Back downstairs, she reported to Colonel Fabio.

“We’re following a lead in the double murder at the
contessa
’s. Tulio was selling what’s possibly the murder weapon used on Vincente Lattaruzzo. A traditional
lupara
.”

“The bloody shirt, the traditional weapon,” he said. “This has all the markings of a blood feud. Something left unaddressed from a long time ago.”

“So it would seem.”

“A peasant’s shirt?” the colonel observed.

“Smacks of the countryside, yes sir. Why they would display the bodies in the
contessa
’s garden remains a mystery. We’re investigating the victims’ backgrounds … and the
contessa
’s.”

“The
contessa
?” The colonel blinked rapidly, caught off guard.

“I know she’s a personal friend, sir, but nonetheless … She needn’t know about it at this point.”

“I appreciate your discretion. Do what you need to do, obviously. And let me know as soon as you find anything, as soon as she’s in the clear.”
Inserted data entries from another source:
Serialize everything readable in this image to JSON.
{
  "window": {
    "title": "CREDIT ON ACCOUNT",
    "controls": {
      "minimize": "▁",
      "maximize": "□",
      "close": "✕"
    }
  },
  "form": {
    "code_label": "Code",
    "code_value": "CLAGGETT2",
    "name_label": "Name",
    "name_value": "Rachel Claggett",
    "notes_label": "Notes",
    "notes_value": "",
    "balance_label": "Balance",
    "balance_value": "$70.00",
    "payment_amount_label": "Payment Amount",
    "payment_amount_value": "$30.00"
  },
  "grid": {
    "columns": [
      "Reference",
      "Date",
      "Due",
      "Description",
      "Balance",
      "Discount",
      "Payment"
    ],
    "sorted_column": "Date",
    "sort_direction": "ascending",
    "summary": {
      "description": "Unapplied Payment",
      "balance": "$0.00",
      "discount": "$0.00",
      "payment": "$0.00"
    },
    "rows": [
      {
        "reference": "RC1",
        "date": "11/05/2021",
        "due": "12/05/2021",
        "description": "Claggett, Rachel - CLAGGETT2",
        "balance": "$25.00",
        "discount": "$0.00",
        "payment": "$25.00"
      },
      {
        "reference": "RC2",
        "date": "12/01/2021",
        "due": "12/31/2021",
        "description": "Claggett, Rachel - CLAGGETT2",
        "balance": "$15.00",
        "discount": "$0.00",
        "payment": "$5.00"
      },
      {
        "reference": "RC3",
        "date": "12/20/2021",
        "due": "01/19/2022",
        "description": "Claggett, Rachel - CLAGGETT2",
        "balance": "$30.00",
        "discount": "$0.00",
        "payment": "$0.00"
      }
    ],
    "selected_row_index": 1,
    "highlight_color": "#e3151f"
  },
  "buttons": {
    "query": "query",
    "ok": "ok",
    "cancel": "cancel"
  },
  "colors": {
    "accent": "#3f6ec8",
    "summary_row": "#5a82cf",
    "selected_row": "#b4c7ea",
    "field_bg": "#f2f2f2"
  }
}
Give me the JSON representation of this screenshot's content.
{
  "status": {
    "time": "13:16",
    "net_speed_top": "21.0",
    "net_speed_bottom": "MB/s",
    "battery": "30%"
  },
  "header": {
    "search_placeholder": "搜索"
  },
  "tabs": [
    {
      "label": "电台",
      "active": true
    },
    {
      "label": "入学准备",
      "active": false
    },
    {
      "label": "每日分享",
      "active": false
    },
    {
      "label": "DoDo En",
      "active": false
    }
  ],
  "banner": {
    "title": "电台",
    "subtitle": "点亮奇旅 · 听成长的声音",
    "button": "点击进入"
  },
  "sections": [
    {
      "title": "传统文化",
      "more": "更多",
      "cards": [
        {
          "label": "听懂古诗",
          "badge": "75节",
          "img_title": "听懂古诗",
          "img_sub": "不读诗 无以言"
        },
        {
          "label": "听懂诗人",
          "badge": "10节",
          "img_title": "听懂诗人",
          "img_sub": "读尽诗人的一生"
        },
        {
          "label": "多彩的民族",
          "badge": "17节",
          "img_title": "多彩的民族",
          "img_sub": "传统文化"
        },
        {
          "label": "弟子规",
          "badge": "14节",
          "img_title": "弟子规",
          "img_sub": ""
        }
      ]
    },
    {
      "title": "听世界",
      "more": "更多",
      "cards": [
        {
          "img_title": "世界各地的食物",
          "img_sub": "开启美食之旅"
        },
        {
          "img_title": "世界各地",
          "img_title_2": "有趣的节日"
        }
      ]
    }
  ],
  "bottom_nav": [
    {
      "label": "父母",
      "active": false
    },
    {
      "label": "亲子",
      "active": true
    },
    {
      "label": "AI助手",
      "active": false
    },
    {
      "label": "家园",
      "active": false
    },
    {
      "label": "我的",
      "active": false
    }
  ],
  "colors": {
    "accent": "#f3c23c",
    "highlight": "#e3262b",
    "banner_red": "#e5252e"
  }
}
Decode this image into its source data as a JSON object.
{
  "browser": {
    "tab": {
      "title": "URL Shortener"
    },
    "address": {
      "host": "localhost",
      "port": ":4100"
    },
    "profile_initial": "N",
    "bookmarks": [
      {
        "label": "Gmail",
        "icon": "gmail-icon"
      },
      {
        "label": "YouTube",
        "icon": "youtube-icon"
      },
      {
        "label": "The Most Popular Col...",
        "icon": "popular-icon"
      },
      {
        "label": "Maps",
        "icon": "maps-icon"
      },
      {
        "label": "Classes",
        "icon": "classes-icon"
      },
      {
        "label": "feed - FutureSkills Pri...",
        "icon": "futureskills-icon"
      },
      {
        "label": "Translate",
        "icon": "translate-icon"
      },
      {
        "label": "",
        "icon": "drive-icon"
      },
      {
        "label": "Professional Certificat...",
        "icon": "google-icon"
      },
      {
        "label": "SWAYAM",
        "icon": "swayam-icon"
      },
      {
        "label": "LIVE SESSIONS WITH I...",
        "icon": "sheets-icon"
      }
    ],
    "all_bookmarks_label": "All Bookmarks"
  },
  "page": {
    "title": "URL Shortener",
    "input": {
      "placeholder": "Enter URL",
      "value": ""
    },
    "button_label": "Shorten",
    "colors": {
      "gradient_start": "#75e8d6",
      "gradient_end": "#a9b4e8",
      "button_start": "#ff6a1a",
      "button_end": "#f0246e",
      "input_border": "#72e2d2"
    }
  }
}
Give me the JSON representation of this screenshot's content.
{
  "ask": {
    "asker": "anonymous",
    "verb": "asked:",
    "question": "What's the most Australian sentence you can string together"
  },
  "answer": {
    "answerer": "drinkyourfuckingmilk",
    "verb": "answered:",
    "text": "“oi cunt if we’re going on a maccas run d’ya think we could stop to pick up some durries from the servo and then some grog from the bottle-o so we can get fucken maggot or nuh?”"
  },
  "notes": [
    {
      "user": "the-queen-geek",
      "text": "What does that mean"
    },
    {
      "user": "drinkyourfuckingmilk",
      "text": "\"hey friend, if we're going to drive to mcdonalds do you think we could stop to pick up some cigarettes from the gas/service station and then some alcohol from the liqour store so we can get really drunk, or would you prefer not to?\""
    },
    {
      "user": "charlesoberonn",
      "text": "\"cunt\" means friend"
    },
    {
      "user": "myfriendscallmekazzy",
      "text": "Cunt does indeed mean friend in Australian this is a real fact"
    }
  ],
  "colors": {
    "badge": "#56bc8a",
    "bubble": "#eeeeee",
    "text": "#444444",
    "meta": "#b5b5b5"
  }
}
Back in her own office, Natalia rested her head in her hands for a moment, drew a long breath and called it a day. Angelina had already clocked out. Natalia needed an early night. Disrupted sleep was taking its toll.

She walked home, her feet sore and heavy, made it upstairs to her door and undid the double locks. She dropped her keys in the foyer, placed placed her weapon in the top drawer of the hall table and shed her clothes on the way to the bedroom, where she flopped into bed and slept.

She came awake as the upstairs neighbor clacked across the floor. Down in the narrow old street that fronted her building a truck transferred trash from a dumpster, winching it aboard. Metal screeched, then boomed. A toilet flushed upstairs, and the night grew quiet again.

She got out of bed, undressed and slipped on one of Pino’s t-shirts and her pajama bottoms to step out onto the balcony. High clouds faintly haloed the moon. Not one star. She wished Pino were with her.

In some ways, things had improved. The latest garbage strike had been over for months. Neapolitans no longer wore gas masks in the street, and Rome had finally dispatched the militia to help clean up the aftermath and deposit large metal containers around the poorer neighborhoods to accommodate the huge backlog of refuse. But collection continued day and night, often ruining sleep.

Another victory for the Camorra gangsters. They’d
caused the problem in the first place when their Don Aldo Gambini ordered his garbage collectors not to pick up any more trash after the city proposed purchase of an incinerator to cut hauling costs. When Gambini very conveniently was shot dead, Bianca Strozzi’s company won the removal contract from the city—the venture Lola ran for Bianca’s gang.

A scrawny dog moved into the shadows across the courtyard. Then the burning arc of a cigarette tossed aside. Someone there walked quickly away farther into the alley. Afraid suddenly, she retreated back inside, carefully barring the louvered shutters.